There are apparent professional challenges given that I am an early academic scientist. One always has to compete for research funding, the next postdoc position, and at the same time, the pressure to publish high-impact journal articles as first author, to maintain competitive edge, or co-author to show collaborations. Spending time in the lab is essential but so is networking and gaining mentorship. Managing these pressures can be daunting, but I have learned to stay focused and true to my inspiration and apply perseverance to help pave my career path. I also take out time to pursue personal interests and attend to my family; that way I find balance, relaxation and the drive to navigate my ambitious career.
Where did your interest in microbiology come from?
My interest in microbiology started in high school while studying biology, but I was even more intrigued when I took a course in pathogenic microbiology as an undergraduate. I understood enough that microbes could be useful or harmful but most importantly was the point that pathogenic organisms caused most of the epidemics like measles, diarrhoea, tuberculosis (TB) and other life-threatening infectious diseases I witnessed in my neighbourhood while growing up. From then on, my entire passion and research career has been guided towards a microbiological theme.
Tell us about your biggest professional achievement(s) so far.
I was very proud when I was recently named as one of the 25 bright and emerging young African scientists as a NEF Fellow by the prestigious Next Einstein Forum (NEF), Africa. This recognition was because of my learned engagement and contributions, by way of teaching and mentoring students to the successful completion of their BSc and MSc degrees, volunteering for girls in STEM and critical research publications that highlight those natural antimicrobial drugs that could fight antibiotic resistance. I commit to and continue to seek ways to contribute to these objectives.

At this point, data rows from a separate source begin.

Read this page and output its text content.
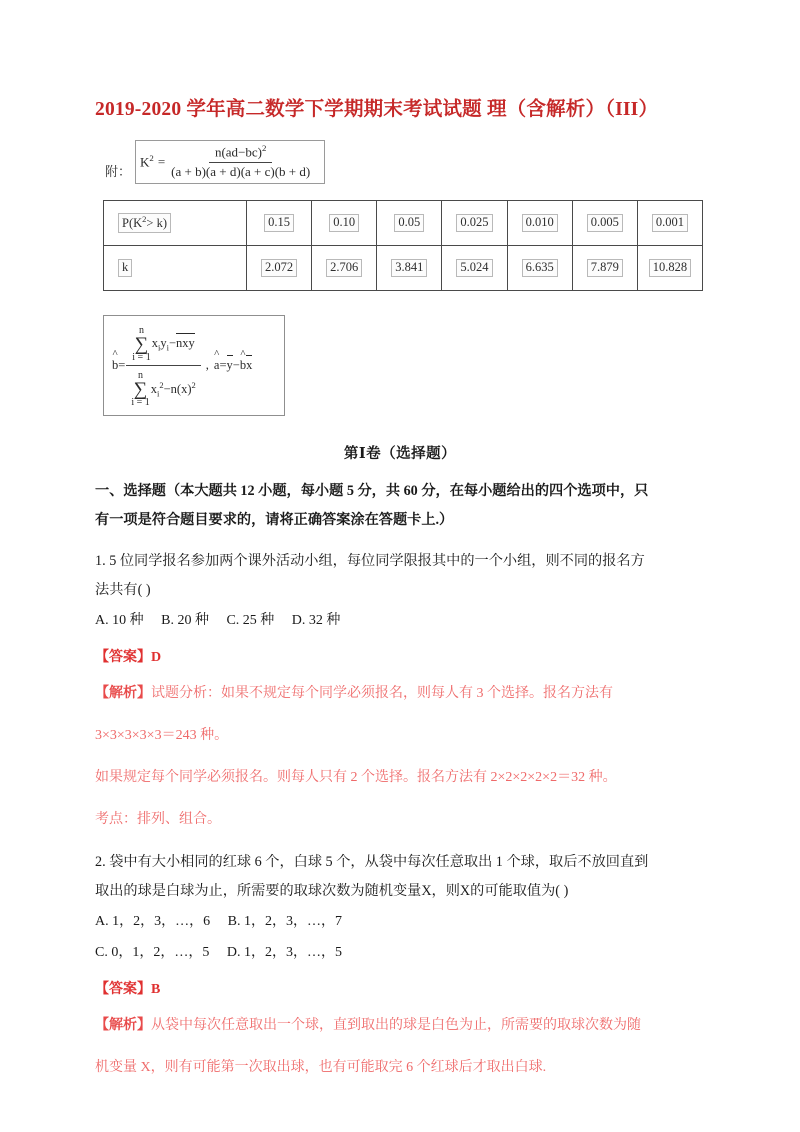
2019-2020 学年高二数学下学期期末考试试题 理（含解析）（III）
附：
$K^2 = \frac{n(ad-bc)^2}{(a + b)(a + d)(a + c)(b + d)}$
$P(K^2> k)$	0.15	0.10	0.05	0.025	0.010	0.005	0.001
k	2.072	2.706	3.841	5.024	6.635	7.879	10.828
^ b =
n
∑
i = 1
$x_iy_i-nxy$
n
∑
i = 1
$x_i^2-n(x)^2$
, ^ a = y − ^ b x
第Ⅰ卷（选择题）

一、选择题（本大题共 12 小题，每小题 5 分，共 60 分，在每小题给出的四个选项中，只

有一项是符合题目要求的，请将正确答案涂在答题卡上.）

1. 5 位同学报名参加两个课外活动小组，每位同学限报其中的一个小组，则不同的报名方

法共有( )

A. 10 种     B. 20 种     C. 25 种     D. 32 种

【答案】D

【解析】试题分析：如果不规定每个同学必须报名，则每人有 3 个选择。报名方法有

3×3×3×3×3＝243 种。

如果规定每个同学必须报名。则每人只有 2 个选择。报名方法有 2×2×2×2×2＝32 种。

考点：排列、组合。

2. 袋中有大小相同的红球 6 个，白球 5 个，从袋中每次任意取出 1 个球，取后不放回直到

取出的球是白球为止，所需要的取球次数为随机变量X，则X的可能取值为( )

A. 1，2，3，…，6     B. 1，2，3，…，7

C. 0，1，2，…，5     D. 1，2，3，…，5

【答案】B

【解析】从袋中每次任意取出一个球，直到取出的球是白色为止，所需要的取球次数为随

机变量 X，则有可能第一次取出球，也有可能取完 6 个红球后才取出白球.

Your recently became a Society Champion. Why is it important to be involved with organisations like the Microbiology Society?
This is an exciting time for me getting on board as a Society Champion. As I engage with the Society roles, these opportunities become a platform to help unlock and express my potentials as well as contribute to the objectives of the Microbiology Society. It is a great privilege to be part of a team that helps promote the future of microbiology and I’m committed to using my talents, knowledge, and time to make an impact.
You attended the Focused Meeting ‘Antimicrobial drug discovery’ from traditional and historical medicine. Tell us about your experience at the meeting.
It was an exciting and productive meeting, and I enjoyed every bit of each session. I had the opportunity of presenting my results to expert colleagues and I received useful feedback for my work. Not only did I meet and network with new colleagues in my field, but I also had fruitful connections that might result in future collaborations. I felt really fulfilled that natural antimicrobial drug discovery has eventually come to the frontline of society. Thank you to the Microbiology Society for funding and putting the event together at the Ashmolean Museum Oxford.
Why is it important to belong to an organisation like the Microbiology Society?
Microbiology Society is an outstanding learned society and provides incredible opportunities to learn, grow and contribute to the depth and breadth of microbiology, as well as build communication channels between microbiologists and the community to help them to understand microbes and their impact in simple language.
Why does microbiology matter?
Micro-organisms are significant in our everyday lives. Although we cannot see them with naked eyes, they are essential for the benefit of our environment, medical breakthroughs, industry, agriculture, and biotechnology. Microbes are an integral part of our rich natural reservoirs and still hold the potential of producing a novel antibiotic that could mitigate the current challenges posed by antibiotic resistance.